Eric Alterman, a liberal media critic and senior fellow at the Center for American Progress, said the trade-off provided a chance to cast the cable news network as a "propaganda outfit for conservatives and the Republican Party."

Paul Begala, a Democratic strategist and a consultant to Fox rival CNN, also applauded the move: "It shows Democrats are finally growing a spine. The right-wing attack on the free press has been so effective that the mainstream media (are) completely cowed, and now finally Democrats are turning it around."

Karl Frisch of Media Matters for America said the dissatisfaction is not just with Fox, however.

In a report released Monday, the group found that of the four Sunday morning talk shows, only one - ABC's "This Week" - has been "roughly balanced" between both Democrats and Republicans since the 2006 midterm elections. Conservatives control the nation's political conversation, the group said.

Online liberals say that a chief problem in the Democratic Party is an unwillingness to roll in the mud with Republicans and their surrogates in the media. Dumping Fox has a salutary symbolic effect, a way for Democrats to show voters they'll hit back, online liberals say.

"They've been pushing us around with this medium, on television, pretending it's objective, for over a decade now, and we just beat them, and this is push back," said Jerome Armstrong, a liberal blogger and co-author of a book on Internet politics with Markos Moulitsas, the founder of Daily Kos. "We beat ya. We don't play by your rules anymore."

Indeed, one advantage they have is that like some of their rivals on the right, they are unafraid to blur the line between media and activism. Moulitsas was railing against Fox every day to his 500,000 readers, while also listening in on a conference call with Nevada Sen. Harry Reid telling him to cancel the debate, mixing his opinion journalism with his activism.

Unlike many news outlets that might have kept quiet, Fox isn't taking this lying down, which brings to mind another risk of dumping the debate. Fox has a microphone, and its executives and conservative hosts aren't afraid to use it.

Indeed, Fox Vice President David Rhodes accused the state party of being controlled by "radical fringe out-of-state interest groups." (A Fox spokeswoman declined to comment beyond the statement released last week.)
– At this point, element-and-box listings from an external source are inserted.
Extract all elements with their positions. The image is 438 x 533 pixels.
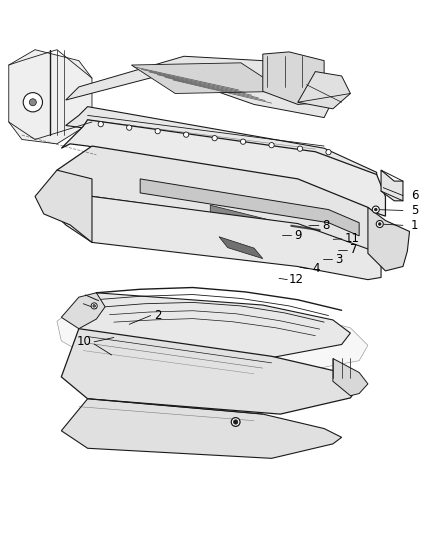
Polygon shape (66, 107, 377, 192)
Text: 10: 10 (77, 335, 92, 349)
Polygon shape (61, 329, 359, 414)
Polygon shape (61, 293, 105, 329)
Polygon shape (57, 146, 381, 253)
Polygon shape (368, 207, 410, 271)
Circle shape (29, 99, 36, 106)
Circle shape (127, 125, 132, 130)
Polygon shape (298, 71, 350, 109)
Circle shape (212, 135, 217, 141)
Text: 11: 11 (345, 232, 360, 245)
Text: 7: 7 (350, 244, 358, 256)
Polygon shape (35, 170, 92, 243)
Polygon shape (61, 120, 385, 216)
Circle shape (98, 122, 103, 127)
Circle shape (269, 142, 274, 148)
Polygon shape (263, 52, 324, 104)
Polygon shape (140, 179, 359, 236)
Circle shape (374, 208, 377, 211)
Text: 2: 2 (154, 309, 162, 322)
Polygon shape (219, 237, 263, 259)
Circle shape (372, 206, 379, 213)
Text: 6: 6 (411, 189, 418, 202)
Text: 9: 9 (294, 229, 302, 242)
Circle shape (233, 420, 238, 424)
Text: 8: 8 (322, 219, 330, 232)
Circle shape (240, 139, 246, 144)
Polygon shape (210, 205, 315, 242)
Text: 4: 4 (312, 262, 320, 275)
Circle shape (23, 93, 42, 112)
Text: 1: 1 (411, 219, 418, 232)
Text: 5: 5 (411, 204, 418, 217)
Circle shape (297, 146, 303, 151)
Text: 12: 12 (289, 273, 304, 286)
Circle shape (93, 304, 95, 307)
Polygon shape (9, 50, 92, 144)
Polygon shape (61, 399, 342, 458)
Polygon shape (79, 293, 350, 358)
Polygon shape (131, 63, 285, 93)
Polygon shape (381, 170, 403, 201)
Circle shape (231, 418, 240, 426)
Polygon shape (66, 56, 333, 118)
Circle shape (378, 223, 381, 225)
Circle shape (184, 132, 189, 138)
Text: 3: 3 (335, 253, 343, 266)
Circle shape (155, 128, 160, 134)
Circle shape (376, 221, 383, 228)
Circle shape (326, 150, 331, 155)
Circle shape (91, 303, 97, 309)
Polygon shape (57, 297, 368, 374)
Polygon shape (333, 359, 368, 395)
Polygon shape (53, 197, 381, 280)
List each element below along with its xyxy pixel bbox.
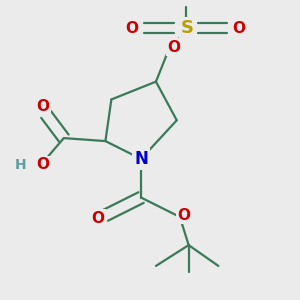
Text: O: O: [233, 21, 246, 36]
Text: O: O: [37, 158, 50, 172]
Text: H: H: [15, 158, 26, 172]
Text: O: O: [178, 208, 191, 223]
Text: O: O: [92, 211, 104, 226]
Text: O: O: [126, 21, 139, 36]
Text: S: S: [181, 19, 194, 37]
Text: N: N: [134, 150, 148, 168]
Text: O: O: [167, 40, 180, 55]
Text: O: O: [37, 99, 50, 114]
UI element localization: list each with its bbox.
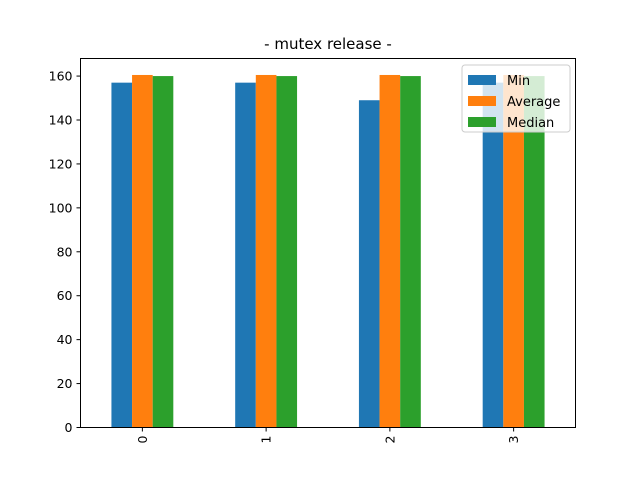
bar-average-3 — [503, 74, 524, 428]
y-tick-label-20: 20 — [57, 376, 73, 391]
bar-average-0 — [132, 74, 153, 428]
legend-swatch-median — [468, 117, 496, 127]
y-tick-label-120: 120 — [49, 156, 73, 171]
bar-average-1 — [255, 74, 277, 428]
bar-min-1 — [235, 82, 256, 428]
y-tick-label-100: 100 — [49, 200, 73, 215]
bar-min-3 — [482, 82, 504, 428]
bar-min-2 — [358, 100, 380, 428]
x-tick-label-2: 2 — [382, 436, 397, 444]
y-axis: 0 20 40 60 80 100 120 140 160 — [49, 69, 81, 435]
legend: Min Average Median — [461, 64, 571, 133]
bar-average-2 — [379, 74, 401, 428]
legend-label-median: Median — [507, 116, 554, 131]
plot-frame — [80, 58, 576, 428]
y-tick-label-60: 60 — [57, 288, 73, 303]
bar-median-2 — [400, 76, 421, 428]
legend-label-min: Min — [507, 74, 530, 89]
x-axis: 0 1 2 3 — [135, 427, 521, 444]
x-tick-label-3: 3 — [506, 436, 521, 444]
y-tick-label-0: 0 — [65, 420, 73, 435]
y-tick-label-80: 80 — [57, 244, 73, 259]
y-tick-label-140: 140 — [49, 113, 73, 128]
legend-swatch-average — [468, 96, 496, 106]
bar-median-1 — [276, 76, 298, 428]
bar-median-3 — [523, 76, 545, 428]
bar-median-0 — [152, 76, 174, 428]
chart-title: - mutex release - — [264, 35, 392, 53]
plot-bars — [111, 74, 545, 428]
legend-label-average: Average — [507, 95, 560, 110]
legend-swatch-min — [468, 75, 496, 85]
bar-min-0 — [111, 82, 133, 428]
x-tick-label-1: 1 — [259, 436, 274, 444]
y-tick-label-160: 160 — [49, 69, 73, 84]
x-tick-label-0: 0 — [135, 435, 150, 443]
y-tick-label-40: 40 — [57, 332, 73, 347]
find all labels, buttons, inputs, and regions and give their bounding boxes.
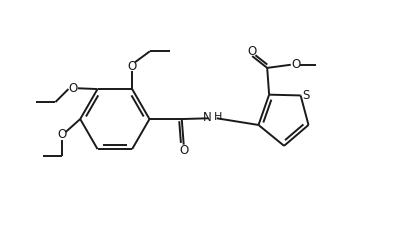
Text: O: O <box>291 58 300 71</box>
Text: S: S <box>303 89 310 102</box>
Text: H: H <box>214 112 222 123</box>
Text: N: N <box>203 111 211 124</box>
Text: O: O <box>128 60 137 73</box>
Text: O: O <box>248 45 257 58</box>
Text: O: O <box>68 82 78 95</box>
Text: O: O <box>179 144 188 157</box>
Text: O: O <box>58 128 67 141</box>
Then there was this exchange last week on "The Beltway Boys" between Morton Kondracke and Fred Barnes:

KONDRACKE: Fox or no Fox, this tells you a lot about what the MoveOn.org, Daily Kos kind of left-wing liberals are all about. They are not about free speech and free debate. They just want to stop any Democrats from participating because it is a Fox thing, and they're willing to intimidate them to do it. This is junior grade Stalinism on their part.

BARNES: Stalin?

KONDRACKE: Stalin.

BARNES: All right, I agree.

By comparing liberals to Stalin, who massacred tens of millions of innocents, the Fox commentators proved the larger point, the bloggers say: Fox should play no role in the Democratic presidential race.

David Lublin, an American University political scientist, said the debate about the debate was about more than just Fox: It was another way to fire up the local grass roots.

"Bloggers are huge believers in listening to local people," Lublin said, "It's fairly unusual for local people to say, 'Do not hold a presidential debate in our arena,' " he said, referring to the Carson City Democratic Central Committee, which voted overwhelmingly to condemn the Fox debate.

Chris Wicker, chairman of the Washoe County Democratic Party, said that while Nevada county chairmen viewed the debate as an opportunity, local rank-and-file Democrats disagreed - vigorously. Wicker said he was inundated from the outset with e-mails critical of the partnership.

"People wanted to know why we would play ball with Fox and give them this varnish of legitimacy," he said. "And they weren't just the activists."

The opposition included longtime precinct captains and party volunteers who threatened to step down from their posts and withdraw their support for the county party, Wicker said.

If true, then online liberals have successfully gotten the message out to party regulars: Politics isn't just about beating Republicans - it's about beating their messengers, too.